I think the linked resources should provide a starting point for you to play with. It does require that you have some way to set DNS records (you can use your hosts file for testing). I would be very interested in seeing if you get this working, and what you think of it.
ps. Regarding resource restrictions, docker has builtin tools for that.
Good luck!
[1] https://unix.stackexchange.com/questions/290223/how-to-configure-nginx-as-a-reverse-proxy-for-different-port-numbers
[2] https://github.com/jwilder/nginx-proxy
If you're looking for something more similar to virtual machines, I would recommend LXD instead: https://linuxcontainers.org/lxd/introduction/
Heard of these. What if I was running all this on an existing VPS? Does that change the infrastructure set up with these VMs?
I believe if you can run Docker, you can run LXC. It's the same tech (cgroups).

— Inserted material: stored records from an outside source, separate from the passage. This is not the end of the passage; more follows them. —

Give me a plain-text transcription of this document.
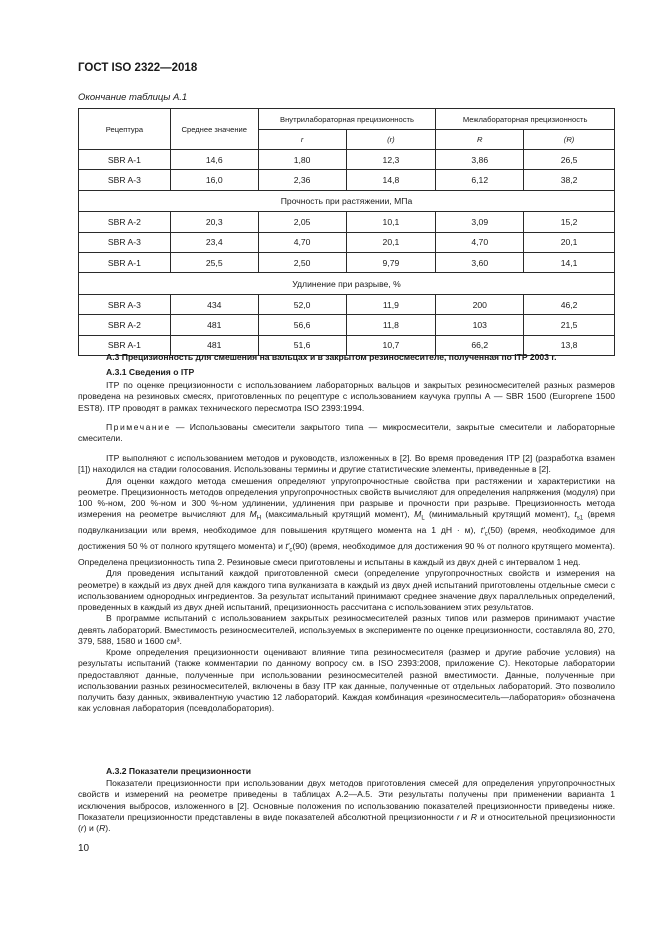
ГОСТ ISO 2322—2018
Окончание таблицы А.1
Рецептура	Среднее значение	Внутрилабораторная прецизионность		Межлабораторная прецизионность	
		r	(r)	R	(R)
SBR A-1	14,6	1,80	12,3	3,86	26,5
SBR A-3	16,0	2,36	14,8	6,12	38,2
Прочность при растяжении, МПа					
SBR A-2	20,3	2,05	10,1	3,09	15,2
SBR A-3	23,4	4,70	20,1	4,70	20,1
SBR A-1	25,5	2,50	9,79	3,60	14,1
Удлинение при разрыве, %					
SBR A-3	434	52,0	11,9	200	46,2
SBR A-2	481	56,6	11,8	103	21,5
SBR A-1	481	51,6	10,7	66,2	13,8
А.3 Прецизионность для смешения на вальцах и в закрытом резиносмесителе, полученная по ITP 2003 г.
А.3.1 Сведения о ITP

ITP по оценке прецизионности с использованием лабораторных вальцов и закрытых резиносмесителей разных размеров проведена на резиновых смесях, приготовленных по рецептуре с использованием каучука группы А — SBR 1500 (Europrene 1500 EST8). ITP проводят в рамках технического пересмотра ISO 2393:1994.

Примечание — Использованы смесители закрытого типа — микросмесители, закрытые смесители и лабораторные смесители.

ITP выполняют с использованием методов и руководств, изложенных в [2]. Во время проведения ITP [2] (разработка взамен [1]) находился на стадии голосования. Использованы термины и другие статистические элементы, приведенные в [2].

Для оценки каждого метода смешения определяют упругопрочностные свойства при растяжении и характеристики на реометре. Прецизионность методов определения упругопрочностных свойств вычисляют для определения напряжения (модуля) при 100 %-ном, 200 %-ном и 300 %-ном удлинении, удлинения при разрыве и прочности при разрыве. Прецизионность метода измерения на реометре вычисляют для $M_H$ (максимальный крутящий момент), $M_L$ (минимальный крутящий момент), $t_{s1}$ (время подвулканизации или время, необходимое для повышения крутящего момента на 1 дН · м), $t'_c(50)$ (время, необходимое для достижения 50 % от полного крутящего момента) и $t'_c(90)$ (время, необходимое для достижения 90 % от полного крутящего момента). Определена прецизионность типа 2. Резиновые смеси приготовлены и испытаны в каждый из двух дней с интервалом 1 нед.

Для проведения испытаний каждой приготовленной смеси (определение упругопрочностных свойств и измерения на реометре) в каждый из двух дней для каждого типа вулканизата в каждый из двух дней испытаний приготовлены отдельные смеси с использованием однородных ингредиентов. За результат испытаний принимают среднее значение двух параллельных определений, проведенных в каждый из двух дней испытаний, прецизионность рассчитана с использованием этих результатов.

В программе испытаний с использованием закрытых резиносмесителей разных типов или размеров принимают участие девять лабораторий. Вместимость резиносмесителей, используемых в эксперименте по оценке прецизионности, составляла 80, 270, 379, 588, 1580 и 1600 см³.

Кроме определения прецизионности оценивают влияние типа резиносмесителя (размер и другие рабочие условия) на результаты испытаний (также комментарии по данному вопросу см. в ISO 2393:2008, приложение С). Некоторые лаборатории предоставляют данные, полученные при использовании резиносмесителей разной вместимости. Данные, полученные при использовании разных резиносмесителей, включены в базу ITP как данные, полученные от отдельных лабораторий. Это позволило получить базу данных, эквивалентную участию 12 лабораторий. Каждая комбинация «резиносмеситель—лаборатория» обозначена как условная лаборатория (псевдолаборатория).

А.3.2 Показатели прецизионности

Показатели прецизионности при использовании двух методов приготовления смесей для определения упругопрочностных свойств и измерений на реометре приведены в таблицах А.2—А.5. Эти результаты получены при применении варианта 1 исключения выбросов, изложенного в [2]. Основные положения по использованию показателей прецизионности приведены ниже. Показатели прецизионности представлены в виде показателей абсолютной прецизионности r и R и относительной прецизионности (r) и (R).

10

Since they act more like actual VMs, it's a different idea than Docker, ie. you're not just running a single app in a container but you can run all system services (SSH being the one you're interested in).

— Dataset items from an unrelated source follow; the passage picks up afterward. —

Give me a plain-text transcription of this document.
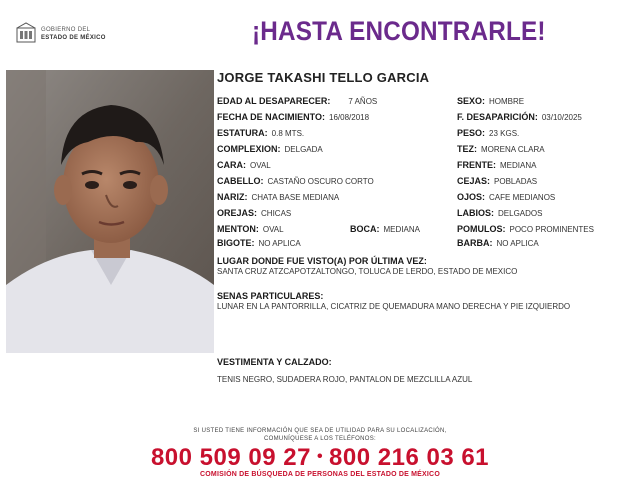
GOBIERNO DEL
ESTADO DE MÉXICO	¡HASTA ENCONTRARLE!
JORGE TAKASHI TELLO GARCIA
EDAD AL DESAPARECER: 7 AÑOS
FECHA DE NACIMIENTO: 16/08/2018
ESTATURA: 0.8 MTS.
COMPLEXION: DELGADA
CARA: OVAL
CABELLO: CASTAÑO OSCURO CORTO
NARIZ: CHATA BASE MEDIANA
OREJAS: CHICAS
MENTON: OVAL	BOCA: MEDIANA
BIGOTE: NO APLICA
SEXO: HOMBRE
F. DESAPARICIÓN: 03/10/2025
PESO: 23 KGS.
TEZ: MORENA CLARA
FRENTE: MEDIANA
CEJAS: POBLADAS
OJOS: CAFE MEDIANOS
LABIOS: DELGADOS
POMULOS: POCO PROMINENTES
BARBA: NO APLICA
LUGAR DONDE FUE VISTO(A) POR ÚLTIMA VEZ:
SANTA CRUZ ATZCAPOTZALTONGO, TOLUCA DE LERDO, ESTADO DE MEXICO
SENAS PARTICULARES:
LUNAR EN LA PANTORRILLA, CICATRIZ DE QUEMADURA MANO DERECHA Y PIE IZQUIERDO
VESTIMENTA Y CALZADO:
TENIS NEGRO, SUDADERA ROJO, PANTALON DE MEZCLILLA AZUL
SI USTED TIENE INFORMACIÓN QUE SEA DE UTILIDAD PARA SU LOCALIZACIÓN,
COMUNÍQUESE A LOS TELÉFONOS:
800 509 09 27 • 800 216 03 61
COMISIÓN DE BÚSQUEDA DE PERSONAS DEL ESTADO DE MÉXICO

I've mostly used it on my local system (eg I have Ubuntu 16.04, but I also have a container with 14.04 to run some old code that I don't have time to update), but I plan to set this up on a Linode VPS in the next month to migrate some ancient stuff that's running on Debian Lenny.
How small can the LXC VMs get. Ideally, I'd be able to run the whole things on anything from a 1gb VPS to... the sky is the limit.
In terms of RAM or disk space?
Disk space depends on the distro and so on; LXD uses ZFS or BTRFS so if you have multiple containers running from the same image, you only need to store the differences (ie. the OS space is only used once).
RAM depends on what's running in the container... so you can go as low as you want to go by reducing the number of services running in the container.
Exactly what I wanted to hear. Thank you!
Don't. Just jump onto the underlying host and exec in.
Also: if you are execing into your containers in prod you are losing a huge quantity of benefits that containers were supposed to be bringing you in the first place: that is to say an inspection of the version tag should tell you what is in there. You allow people to jump in willy-nilly and that's all gone.
You want to do inspection? Just use sysdig. It knows all about containers. You can use
ip netns
to get packet captures without entering the container.Basically you don't need to exec in prod, and shouldn't want to either. Immutable infra all the way!
I think this is good advice in general (as well as the sibling thread), but as OP seems to be new to the container ecosystem, it may be confusing to recommend what are essentially 'bleeding-edge' techniques for managing containers.
Disclaimer: bleeding-edge does not mean unstable. Just that the mindset is changing in industry towards immutable/managed-infra, and not everyone is there yet (but soon hopefully!)
While I mostly agree with your top point, I disagree that you should never exec in in prod. Sometimes you need to debug an application in prod, and the only way to do it involves execcing into the container. Like two weeks ago when I needed to get a heap dump of an application running in Docker.
I don't know everything about every runtime but I'd be surprised if you couldn't get that heap dump without jumping into the container.
Perhaps I should have emphasised this
more. In my experience as soon as you allow one reasonable breach of boundary people just want to pile in for any old thing. I am just a bit jaded I guess.
Willy-nilly I agree, yes. I work in a massive company, and only our small devops team has the ability to do this.